Das duas uma, ou tinha malária cerebral ou uma infecção generalizada. Mas o exame neurológico mostrava-me que o cérebro também estava em sofrimento. O mais provável era que fosse malária cerebral. Mas à cautela comecei o tratamento para as duas coisas enquanto esperava o resultado do teste da malária e tentava estabilizar a criança. Mas, ao fim de algumas horas, o menino tinha piorado. A respiração estava mais lenta, o coração também mais lento, continuava em coma. Levantei-lhe novamente as pálpebras: as pupilas estavam diferentes… Estava a acontecer o que eu temia: o cérebro tinha inchado de tal maneira que estava comprimido contra as paredes do crânio. Perguntei ao enfermeiro se havia os medicamentos de que eu precisava.
– Não, Doutora, não tem.
– Mas não tem no hospital todo? Ou estão no armazém?
Ao que o enfermeiro respondia que não sabia, mas que achava que existiam no armazém. O problema é que quem tinha a chave era o Director, que estava em Nampula.
– Mas não há outra chave? – indignei-me.
– Nada, Doutora, ele não deixa a chave com mais ninguém, senão os funcionários roubam tudo.
– Valha-me Deus!
Mandei chamar a Irmã Lurdes… Estava desorientada. Capaz até de arrombar o armazém se me tivessem dado a certeza de que o medicamento existia mesmo por detrás daquela porta!

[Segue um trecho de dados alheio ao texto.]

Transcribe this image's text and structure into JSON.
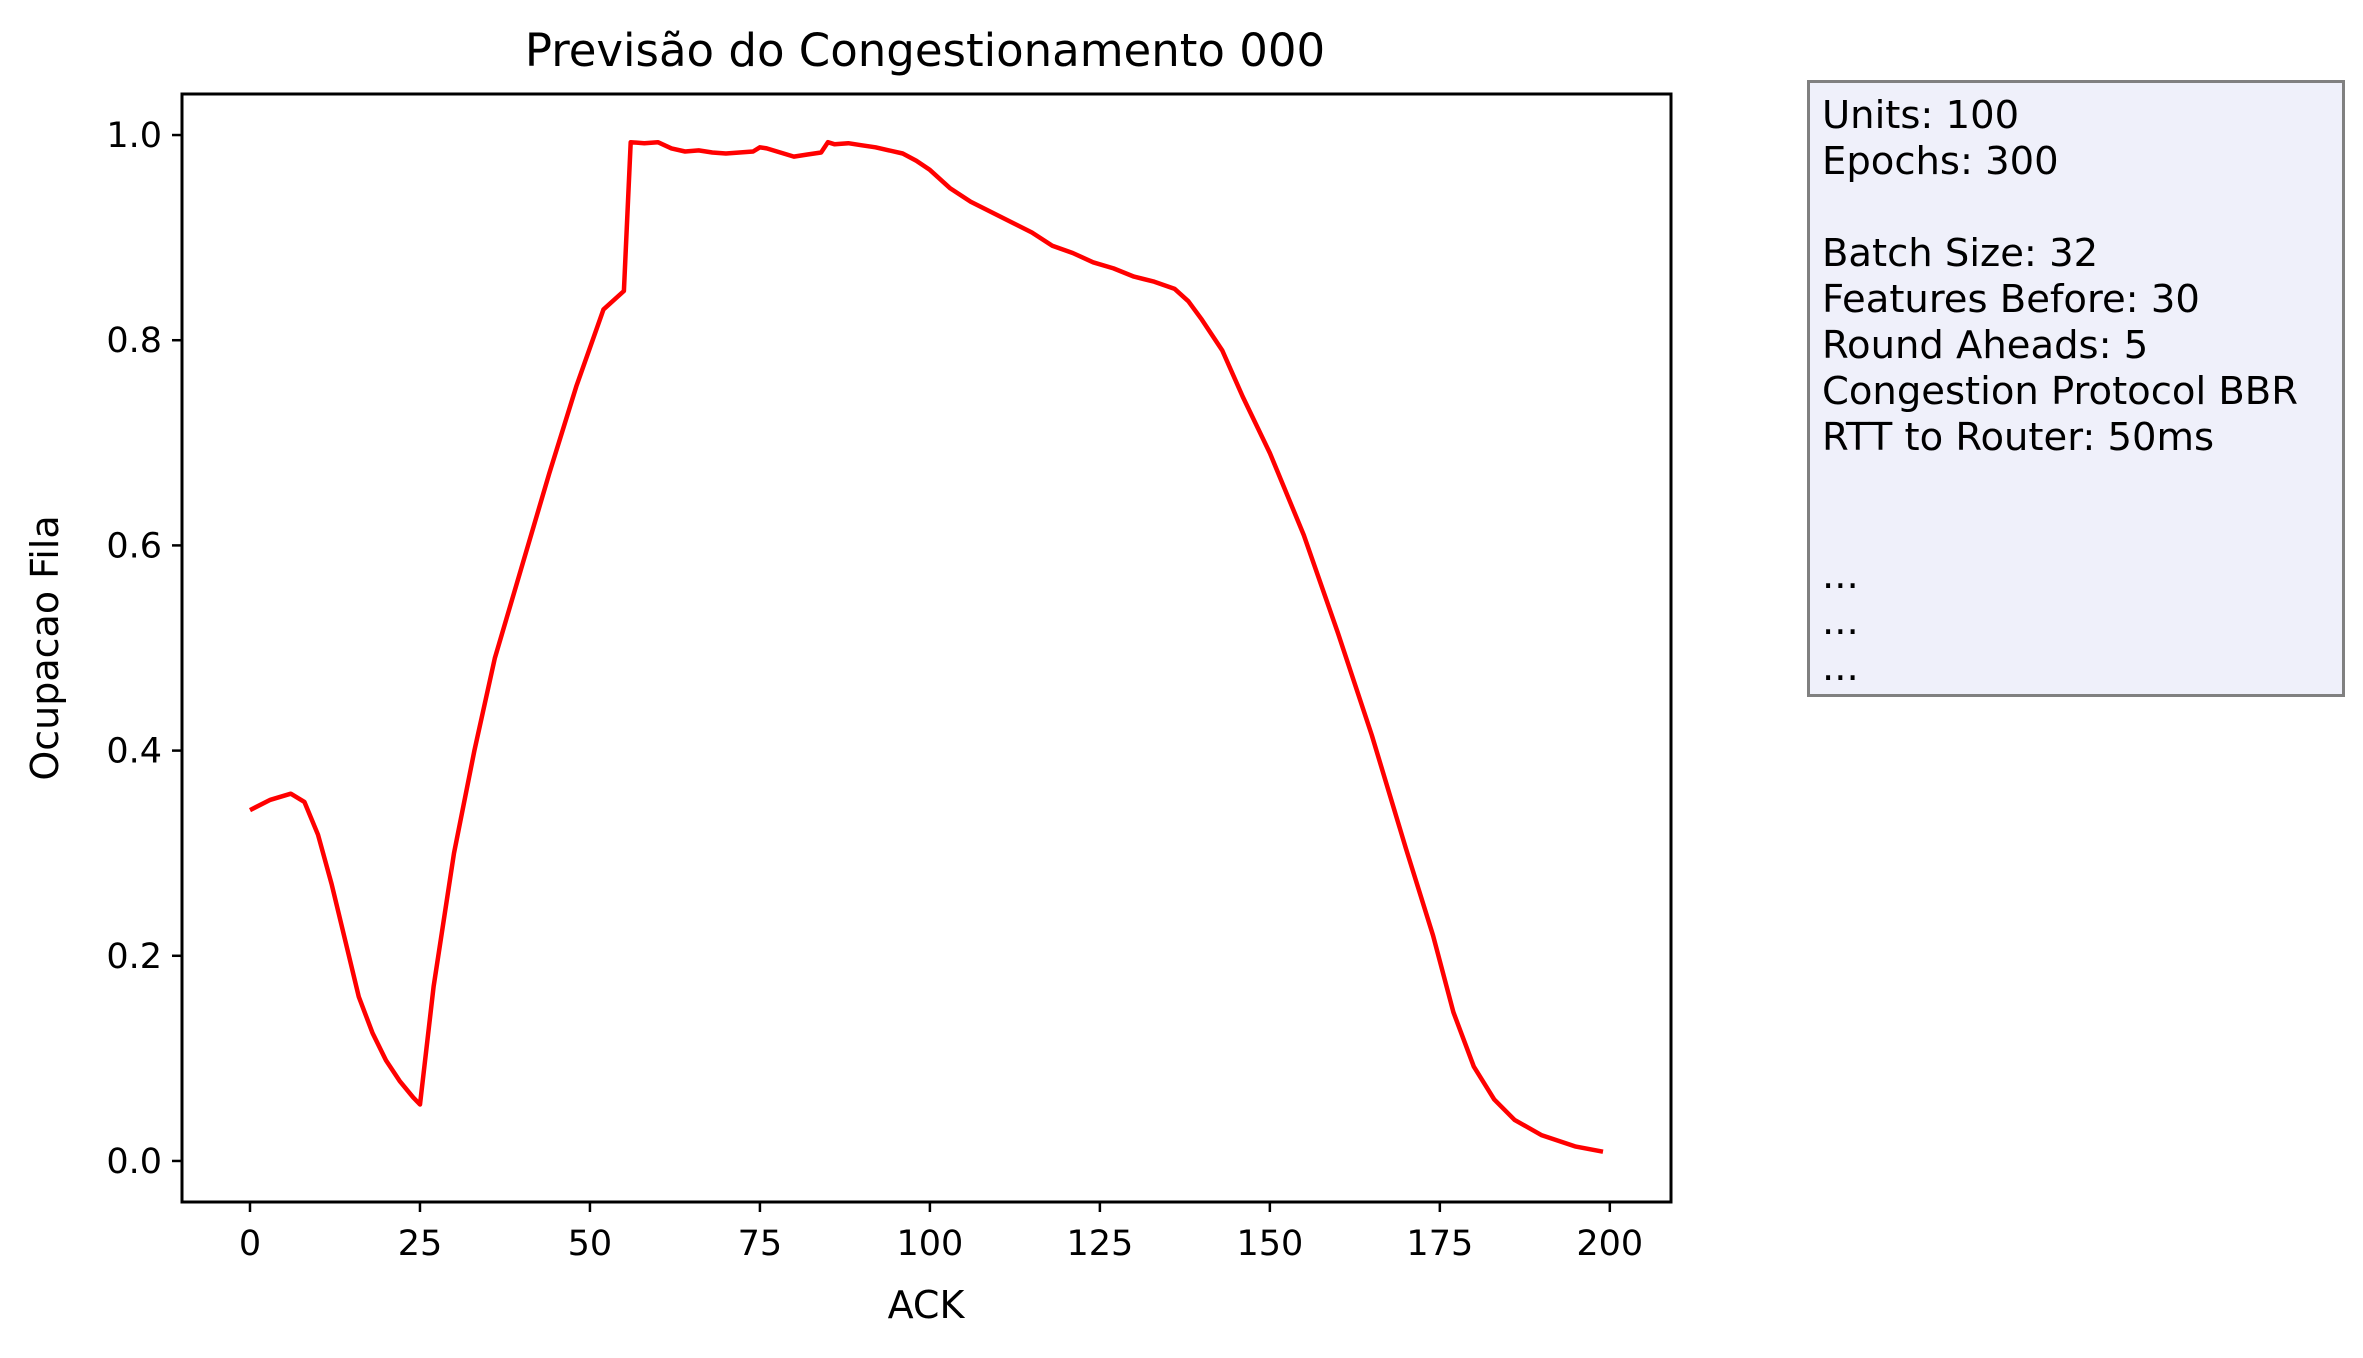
{
  "chart_data": {
    "type": "line",
    "title": "Previsão do Congestionamento 000",
    "xlabel": "ACK",
    "ylabel": "Ocupacao Fila",
    "xlim": [
      -10,
      209
    ],
    "ylim": [
      -0.04,
      1.04
    ],
    "xticks": [
      0,
      25,
      50,
      75,
      100,
      125,
      150,
      175,
      200
    ],
    "yticks": [
      0.0,
      0.2,
      0.4,
      0.6,
      0.8,
      1.0
    ],
    "ytick_labels": [
      "0.0",
      "0.2",
      "0.4",
      "0.6",
      "0.8",
      "1.0"
    ],
    "grid": false,
    "series": [
      {
        "color": "#ff0000",
        "x": [
          0,
          3,
          6,
          8,
          10,
          12,
          14,
          16,
          18,
          20,
          22,
          24,
          25,
          27,
          30,
          33,
          36,
          40,
          44,
          48,
          52,
          55,
          56,
          58,
          60,
          62,
          64,
          66,
          68,
          70,
          72,
          74,
          75,
          76,
          78,
          80,
          82,
          84,
          85,
          86,
          88,
          90,
          92,
          94,
          96,
          98,
          100,
          103,
          106,
          109,
          112,
          115,
          118,
          121,
          124,
          127,
          130,
          133,
          136,
          138,
          140,
          143,
          146,
          150,
          155,
          160,
          165,
          170,
          174,
          177,
          180,
          183,
          186,
          190,
          195,
          199
        ],
        "y": [
          0.342,
          0.352,
          0.358,
          0.35,
          0.318,
          0.27,
          0.215,
          0.16,
          0.125,
          0.098,
          0.078,
          0.062,
          0.055,
          0.17,
          0.3,
          0.4,
          0.49,
          0.58,
          0.67,
          0.755,
          0.83,
          0.848,
          0.993,
          0.992,
          0.993,
          0.987,
          0.984,
          0.985,
          0.983,
          0.982,
          0.983,
          0.984,
          0.988,
          0.987,
          0.983,
          0.979,
          0.981,
          0.983,
          0.993,
          0.991,
          0.992,
          0.99,
          0.988,
          0.985,
          0.982,
          0.975,
          0.966,
          0.948,
          0.935,
          0.925,
          0.915,
          0.905,
          0.892,
          0.885,
          0.876,
          0.87,
          0.862,
          0.857,
          0.85,
          0.838,
          0.82,
          0.79,
          0.745,
          0.69,
          0.61,
          0.515,
          0.415,
          0.305,
          0.22,
          0.145,
          0.092,
          0.06,
          0.04,
          0.025,
          0.014,
          0.009
        ]
      }
    ]
  },
  "info_box": {
    "lines": [
      "Units: 100",
      "Epochs: 300",
      "",
      "Batch Size: 32",
      "Features Before: 30",
      "Round Aheads: 5",
      "Congestion Protocol BBR",
      "RTT to Router: 50ms",
      "",
      "",
      "...",
      "...",
      "..."
    ]
  }
}
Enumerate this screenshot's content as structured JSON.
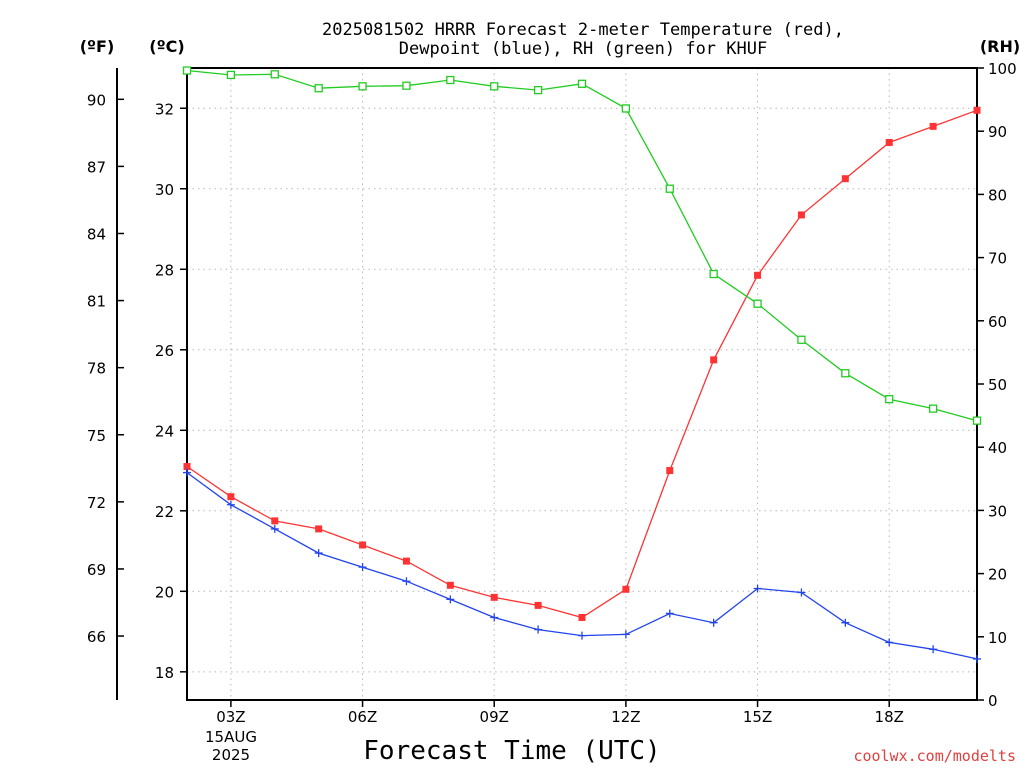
{
  "chart_data": {
    "type": "line",
    "title_line1": "2025081502 HRRR Forecast 2-meter Temperature (red),",
    "title_line2": "Dewpoint (blue), RH (green) for KHUF",
    "xlabel": "Forecast Time (UTC)",
    "credit": "coolwx.com/modelts",
    "units": {
      "fahrenheit": "(ºF)",
      "celsius": "(ºC)",
      "rh": "(RH)"
    },
    "date_label": [
      "15AUG",
      "2025"
    ],
    "x_hours": [
      2,
      3,
      4,
      5,
      6,
      7,
      8,
      9,
      10,
      11,
      12,
      13,
      14,
      15,
      16,
      17,
      18,
      19,
      20
    ],
    "x_tick_hours": [
      3,
      6,
      9,
      12,
      15,
      18
    ],
    "x_tick_labels": [
      "03Z",
      "06Z",
      "09Z",
      "12Z",
      "15Z",
      "18Z"
    ],
    "xlim": [
      2,
      20
    ],
    "ylim_c": [
      17.3,
      33.0
    ],
    "ylim_rh": [
      0,
      100
    ],
    "ylim_f": [
      63,
      92
    ],
    "celsius_ticks": [
      18,
      20,
      22,
      24,
      26,
      28,
      30,
      32
    ],
    "fahrenheit_ticks": [
      66,
      69,
      72,
      75,
      78,
      81,
      84,
      87,
      90
    ],
    "rh_ticks": [
      0,
      10,
      20,
      30,
      40,
      50,
      60,
      70,
      80,
      90,
      100
    ],
    "grid": true,
    "series": [
      {
        "name": "Temperature",
        "unit": "C",
        "color": "#ff3333",
        "marker": "filled-square",
        "values": [
          23.1,
          22.35,
          21.75,
          21.55,
          21.15,
          20.75,
          20.15,
          19.85,
          19.65,
          19.35,
          20.05,
          23.0,
          25.75,
          27.85,
          29.35,
          30.25,
          31.15,
          31.55,
          31.95
        ]
      },
      {
        "name": "Dewpoint",
        "unit": "C",
        "color": "#2244ee",
        "marker": "plus",
        "values": [
          22.95,
          22.15,
          21.55,
          20.95,
          20.6,
          20.25,
          19.8,
          19.35,
          19.05,
          18.9,
          18.93,
          19.45,
          19.22,
          20.07,
          19.97,
          19.22,
          18.73,
          18.56,
          18.32
        ]
      },
      {
        "name": "RH",
        "unit": "%",
        "color": "#22cc22",
        "marker": "open-square",
        "values": [
          99.6,
          98.9,
          99.0,
          96.8,
          97.1,
          97.2,
          98.1,
          97.1,
          96.5,
          97.5,
          93.6,
          80.9,
          67.4,
          62.7,
          57.0,
          51.7,
          47.6,
          46.1,
          44.2
        ]
      }
    ]
  }
}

– Posso ir ao hospital de Ribáuè – ofereceu-se –, é um hospital maior, pode ser que tenham os medicamentos. Se eu pedir dão-mos de certeza, a mim nunca me negaram nada. Eles conhecem-me bem. Sabem que é para salvar uma vida…
Mas provavelmente não havia sequer tempo de ir ao hospital de Ribáuè pedir a medicação e voltar. Só se o levássemos connosco e ele fizesse a medicação lá.
– Isso é mais complicado… A família não deve querer, eles sabem que a situação é grave**.
– Temos de os convencer! Mamã, percebeu o que estamos a dizer? – perguntei.
– Não, Irmã.
(continua...)
* Aliás, o nome deste blogue vem precisamente de uma situação em que inesperadamente descobri que do beijo-de-mulata de extrai um medicamento contra o cancro...
** Já em tempos vos expliquei isto... para os Macuas, se alguém morrer longe de casa, o seu espírito nunca vai encontrar o caminho de volta e permanece para sempre retido "do lado de cá", assombrando e trazendo desgraças os vivos.